Head Start doesn’t just teach kids, it teaches parents how to be teachers to their kids. Today I stand here, as not only a proud former Head Start parent, but as a proud Head Start Family Services Teacher.
I work full-time with the families and children I love as my very own. I cannot begin to express how lucky I feel to be in a place to give back the love and care that was given to me, and receiving it again ten-fold from all the children in my classroom.
I absolutely love giving back to a program where I feel a strong familial bond, and am whole-heartedly thankful that I am now fully self-sufficient and happy. Thanks to Head Start, we have been able to head forward. Again, the thanks cannot be measured, but thank you again and always.

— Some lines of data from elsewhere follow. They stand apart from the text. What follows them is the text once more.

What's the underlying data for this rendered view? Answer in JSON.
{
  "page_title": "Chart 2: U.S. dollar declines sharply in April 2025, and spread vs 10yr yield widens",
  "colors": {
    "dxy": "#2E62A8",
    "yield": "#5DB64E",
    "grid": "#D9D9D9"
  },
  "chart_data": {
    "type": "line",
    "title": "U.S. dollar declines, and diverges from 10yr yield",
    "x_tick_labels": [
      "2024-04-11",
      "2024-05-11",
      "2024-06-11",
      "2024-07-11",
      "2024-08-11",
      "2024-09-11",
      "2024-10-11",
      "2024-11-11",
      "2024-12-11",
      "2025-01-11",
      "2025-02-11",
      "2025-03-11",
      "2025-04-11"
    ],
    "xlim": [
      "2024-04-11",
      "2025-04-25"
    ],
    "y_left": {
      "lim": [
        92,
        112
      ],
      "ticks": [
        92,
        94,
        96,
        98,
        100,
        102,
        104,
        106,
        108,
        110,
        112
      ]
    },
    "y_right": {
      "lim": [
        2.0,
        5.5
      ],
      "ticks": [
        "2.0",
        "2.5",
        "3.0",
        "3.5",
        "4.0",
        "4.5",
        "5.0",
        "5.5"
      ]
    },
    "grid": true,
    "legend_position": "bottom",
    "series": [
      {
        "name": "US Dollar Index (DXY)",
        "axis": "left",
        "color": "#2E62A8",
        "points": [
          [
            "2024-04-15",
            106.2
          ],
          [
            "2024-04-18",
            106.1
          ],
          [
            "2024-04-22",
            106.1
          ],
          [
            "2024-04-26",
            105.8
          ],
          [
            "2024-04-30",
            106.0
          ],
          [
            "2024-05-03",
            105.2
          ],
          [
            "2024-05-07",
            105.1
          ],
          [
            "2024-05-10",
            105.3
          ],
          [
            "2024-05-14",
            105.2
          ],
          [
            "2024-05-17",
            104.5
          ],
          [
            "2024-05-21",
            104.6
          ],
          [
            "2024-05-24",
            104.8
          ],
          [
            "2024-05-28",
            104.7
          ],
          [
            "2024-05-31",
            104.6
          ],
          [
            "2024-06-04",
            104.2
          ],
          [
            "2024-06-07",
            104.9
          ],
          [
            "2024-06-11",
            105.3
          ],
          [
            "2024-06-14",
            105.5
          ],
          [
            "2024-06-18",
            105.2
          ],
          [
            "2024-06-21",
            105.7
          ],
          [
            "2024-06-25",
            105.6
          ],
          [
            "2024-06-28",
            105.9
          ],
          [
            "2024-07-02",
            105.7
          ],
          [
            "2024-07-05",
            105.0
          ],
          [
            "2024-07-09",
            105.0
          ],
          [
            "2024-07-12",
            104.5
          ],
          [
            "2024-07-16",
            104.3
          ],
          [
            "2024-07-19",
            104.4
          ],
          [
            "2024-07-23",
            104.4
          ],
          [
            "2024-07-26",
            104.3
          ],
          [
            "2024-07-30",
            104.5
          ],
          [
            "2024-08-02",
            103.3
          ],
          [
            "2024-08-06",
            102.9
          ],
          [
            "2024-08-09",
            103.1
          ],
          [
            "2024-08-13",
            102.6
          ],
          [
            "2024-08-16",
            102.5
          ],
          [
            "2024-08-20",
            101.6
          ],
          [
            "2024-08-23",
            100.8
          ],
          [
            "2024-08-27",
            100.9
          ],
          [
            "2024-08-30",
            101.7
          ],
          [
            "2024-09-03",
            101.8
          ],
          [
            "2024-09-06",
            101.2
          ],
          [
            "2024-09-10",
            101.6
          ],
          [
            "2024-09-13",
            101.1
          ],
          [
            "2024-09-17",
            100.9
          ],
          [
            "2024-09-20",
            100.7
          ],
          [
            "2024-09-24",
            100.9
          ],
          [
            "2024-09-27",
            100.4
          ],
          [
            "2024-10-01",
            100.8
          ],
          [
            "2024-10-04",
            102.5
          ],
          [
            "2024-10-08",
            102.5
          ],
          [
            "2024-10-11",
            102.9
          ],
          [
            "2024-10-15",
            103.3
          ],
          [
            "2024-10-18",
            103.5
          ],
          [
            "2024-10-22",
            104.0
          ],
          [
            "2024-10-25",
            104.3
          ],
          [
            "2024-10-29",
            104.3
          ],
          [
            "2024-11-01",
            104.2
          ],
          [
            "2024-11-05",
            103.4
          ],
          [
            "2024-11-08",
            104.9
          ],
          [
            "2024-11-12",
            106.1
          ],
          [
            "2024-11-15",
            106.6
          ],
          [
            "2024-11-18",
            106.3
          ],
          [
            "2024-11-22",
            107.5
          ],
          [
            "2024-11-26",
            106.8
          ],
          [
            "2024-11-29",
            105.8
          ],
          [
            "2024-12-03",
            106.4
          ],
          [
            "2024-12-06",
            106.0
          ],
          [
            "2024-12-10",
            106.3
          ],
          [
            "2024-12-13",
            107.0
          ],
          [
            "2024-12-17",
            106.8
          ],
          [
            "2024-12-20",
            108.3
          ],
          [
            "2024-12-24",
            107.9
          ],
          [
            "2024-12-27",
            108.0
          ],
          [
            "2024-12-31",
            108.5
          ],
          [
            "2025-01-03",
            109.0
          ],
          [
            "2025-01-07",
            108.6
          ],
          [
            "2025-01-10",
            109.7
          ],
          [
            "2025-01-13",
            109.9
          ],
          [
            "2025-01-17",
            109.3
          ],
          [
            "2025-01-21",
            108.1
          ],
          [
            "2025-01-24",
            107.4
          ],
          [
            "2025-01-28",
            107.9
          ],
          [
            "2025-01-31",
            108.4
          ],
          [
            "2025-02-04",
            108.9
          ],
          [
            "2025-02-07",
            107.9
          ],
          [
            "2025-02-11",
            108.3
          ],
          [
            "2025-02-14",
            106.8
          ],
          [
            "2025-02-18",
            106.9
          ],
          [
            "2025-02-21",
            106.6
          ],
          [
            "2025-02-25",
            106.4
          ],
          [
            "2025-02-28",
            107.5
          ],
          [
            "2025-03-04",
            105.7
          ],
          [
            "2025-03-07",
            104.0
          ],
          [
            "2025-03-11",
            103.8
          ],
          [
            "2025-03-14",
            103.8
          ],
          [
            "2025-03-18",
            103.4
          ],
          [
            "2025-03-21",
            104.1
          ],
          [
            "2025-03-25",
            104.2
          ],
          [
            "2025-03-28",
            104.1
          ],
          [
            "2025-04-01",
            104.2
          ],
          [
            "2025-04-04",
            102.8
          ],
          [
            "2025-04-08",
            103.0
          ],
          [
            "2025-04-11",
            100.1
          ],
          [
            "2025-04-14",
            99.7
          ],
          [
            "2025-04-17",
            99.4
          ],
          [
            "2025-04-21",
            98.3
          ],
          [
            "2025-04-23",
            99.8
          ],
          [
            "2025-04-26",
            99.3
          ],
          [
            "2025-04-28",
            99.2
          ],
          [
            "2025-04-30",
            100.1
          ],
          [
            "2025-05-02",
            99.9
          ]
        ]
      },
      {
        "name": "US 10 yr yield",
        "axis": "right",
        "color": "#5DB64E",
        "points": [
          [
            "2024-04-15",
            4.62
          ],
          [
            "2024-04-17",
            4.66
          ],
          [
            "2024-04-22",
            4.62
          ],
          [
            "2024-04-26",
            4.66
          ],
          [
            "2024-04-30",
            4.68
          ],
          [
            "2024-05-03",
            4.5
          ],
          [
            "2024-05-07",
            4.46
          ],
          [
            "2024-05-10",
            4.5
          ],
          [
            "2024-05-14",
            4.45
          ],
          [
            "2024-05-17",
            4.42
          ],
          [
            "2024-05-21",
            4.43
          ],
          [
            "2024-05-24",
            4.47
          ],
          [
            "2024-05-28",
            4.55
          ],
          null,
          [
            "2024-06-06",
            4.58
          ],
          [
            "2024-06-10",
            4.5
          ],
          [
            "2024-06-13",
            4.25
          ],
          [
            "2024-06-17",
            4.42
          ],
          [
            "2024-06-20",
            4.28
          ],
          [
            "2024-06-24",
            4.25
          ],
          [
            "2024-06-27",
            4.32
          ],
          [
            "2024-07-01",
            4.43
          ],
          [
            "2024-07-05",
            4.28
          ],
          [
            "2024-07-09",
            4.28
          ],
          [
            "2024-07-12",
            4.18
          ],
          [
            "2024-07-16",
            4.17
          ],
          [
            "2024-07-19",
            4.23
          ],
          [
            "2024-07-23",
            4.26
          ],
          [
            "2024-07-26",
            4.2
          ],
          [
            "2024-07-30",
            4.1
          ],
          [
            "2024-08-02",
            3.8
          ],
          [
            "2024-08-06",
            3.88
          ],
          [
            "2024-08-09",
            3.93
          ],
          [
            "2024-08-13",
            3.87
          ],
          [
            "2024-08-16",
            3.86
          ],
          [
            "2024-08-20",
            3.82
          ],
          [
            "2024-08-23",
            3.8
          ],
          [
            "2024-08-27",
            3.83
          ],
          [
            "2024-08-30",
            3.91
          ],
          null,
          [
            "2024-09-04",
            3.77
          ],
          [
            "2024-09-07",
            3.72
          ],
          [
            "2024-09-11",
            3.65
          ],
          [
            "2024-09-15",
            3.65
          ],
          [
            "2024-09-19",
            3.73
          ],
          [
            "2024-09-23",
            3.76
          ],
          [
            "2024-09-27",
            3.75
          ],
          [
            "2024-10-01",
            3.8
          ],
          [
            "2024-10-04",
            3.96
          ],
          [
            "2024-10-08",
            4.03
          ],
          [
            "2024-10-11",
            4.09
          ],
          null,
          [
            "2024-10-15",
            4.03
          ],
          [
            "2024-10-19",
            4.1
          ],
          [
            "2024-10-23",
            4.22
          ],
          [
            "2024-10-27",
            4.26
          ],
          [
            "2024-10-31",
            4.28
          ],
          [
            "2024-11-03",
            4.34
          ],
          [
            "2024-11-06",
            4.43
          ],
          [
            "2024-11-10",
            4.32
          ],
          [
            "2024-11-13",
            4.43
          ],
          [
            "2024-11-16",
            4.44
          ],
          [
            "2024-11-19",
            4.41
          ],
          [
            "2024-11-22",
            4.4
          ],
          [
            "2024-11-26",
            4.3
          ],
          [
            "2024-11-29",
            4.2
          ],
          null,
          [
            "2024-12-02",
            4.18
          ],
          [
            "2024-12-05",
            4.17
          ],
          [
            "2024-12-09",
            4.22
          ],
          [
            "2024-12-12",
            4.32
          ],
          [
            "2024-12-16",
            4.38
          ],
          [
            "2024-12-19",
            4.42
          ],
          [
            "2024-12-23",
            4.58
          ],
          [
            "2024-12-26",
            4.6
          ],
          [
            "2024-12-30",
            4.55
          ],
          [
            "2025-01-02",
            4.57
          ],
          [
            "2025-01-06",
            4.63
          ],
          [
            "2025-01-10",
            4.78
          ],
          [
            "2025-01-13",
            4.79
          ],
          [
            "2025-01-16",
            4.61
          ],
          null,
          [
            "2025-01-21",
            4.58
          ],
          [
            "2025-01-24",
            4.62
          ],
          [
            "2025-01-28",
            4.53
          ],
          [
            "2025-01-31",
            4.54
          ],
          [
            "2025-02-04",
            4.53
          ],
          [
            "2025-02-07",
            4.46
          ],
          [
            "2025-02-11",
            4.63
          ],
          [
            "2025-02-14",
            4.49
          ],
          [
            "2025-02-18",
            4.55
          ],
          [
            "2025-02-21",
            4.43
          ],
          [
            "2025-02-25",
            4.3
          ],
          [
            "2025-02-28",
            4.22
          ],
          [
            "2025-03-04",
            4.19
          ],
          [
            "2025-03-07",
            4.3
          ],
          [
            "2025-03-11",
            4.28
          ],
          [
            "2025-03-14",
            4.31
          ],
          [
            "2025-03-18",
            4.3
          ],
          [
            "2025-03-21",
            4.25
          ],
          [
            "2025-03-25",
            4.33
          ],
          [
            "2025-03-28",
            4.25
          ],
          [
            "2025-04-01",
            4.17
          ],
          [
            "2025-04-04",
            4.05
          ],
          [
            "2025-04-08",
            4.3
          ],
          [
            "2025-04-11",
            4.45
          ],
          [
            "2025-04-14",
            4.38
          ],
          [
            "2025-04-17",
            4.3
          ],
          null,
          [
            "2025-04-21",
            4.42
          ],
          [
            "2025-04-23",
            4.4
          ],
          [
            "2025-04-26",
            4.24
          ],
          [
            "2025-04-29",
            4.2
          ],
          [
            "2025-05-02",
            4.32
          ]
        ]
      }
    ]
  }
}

Unfortunately, my story is not unique. I’ve seen and felt it firsthand from the families I work so closely with. I feel it is completely unjust that families with preschool aged children are punished with poverty and stress. It terrifies and saddens me to witness and know what families go through just to survive. All during the most important and influential years of a human’s life: Birth to age five. Head Start provides an option, help and hope.

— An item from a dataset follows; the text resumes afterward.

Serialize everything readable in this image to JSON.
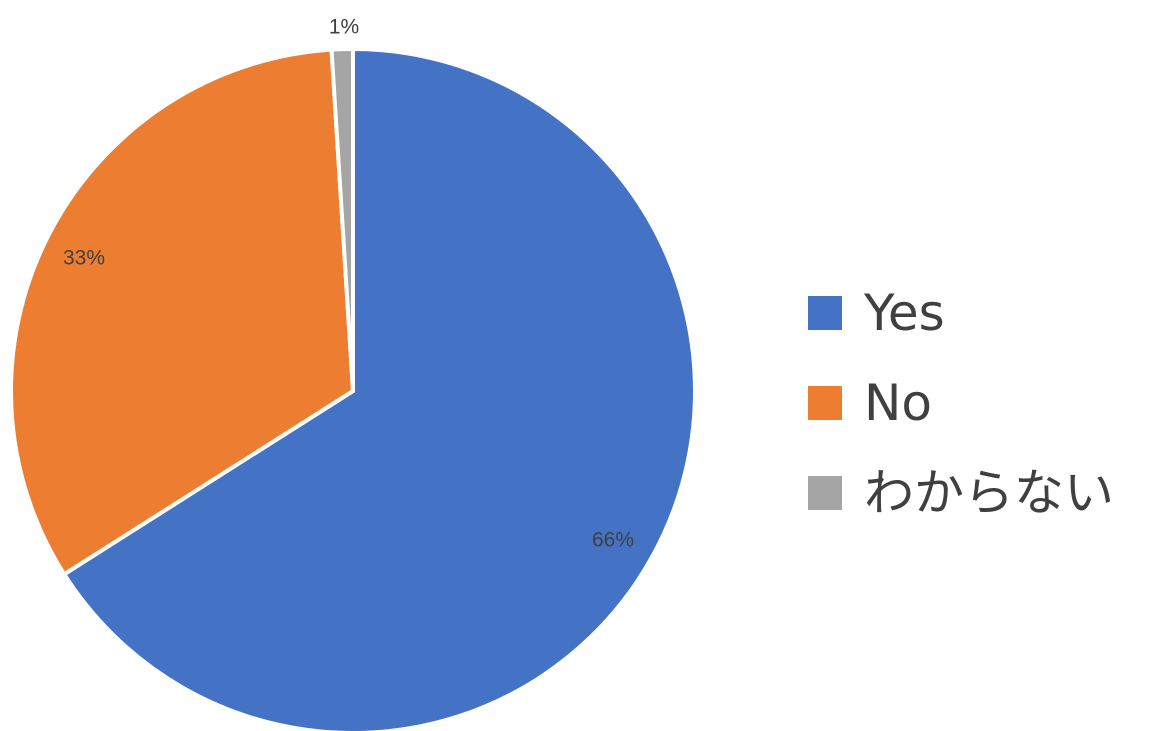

My son graduated from the program at 5 years old, but the benefits of his three years in the program will last him a lifetime. At seven years old, he is now a beaming, well-adjusted second grader at Templeton Elementary, where I currently work in the Head Start classroom.
He has overcome his emotional problems and still absolutely loves school. If you do the math, you’ll realize that he is actually supposed to be in first grade. Because he developed such a love of reading and math during the time spent in Head Start, he was essentially “kicked out” of kindergarten and placed in the first grade. Currently, his academic capacity is at end of third grade.
Did he get a head start? What do you think?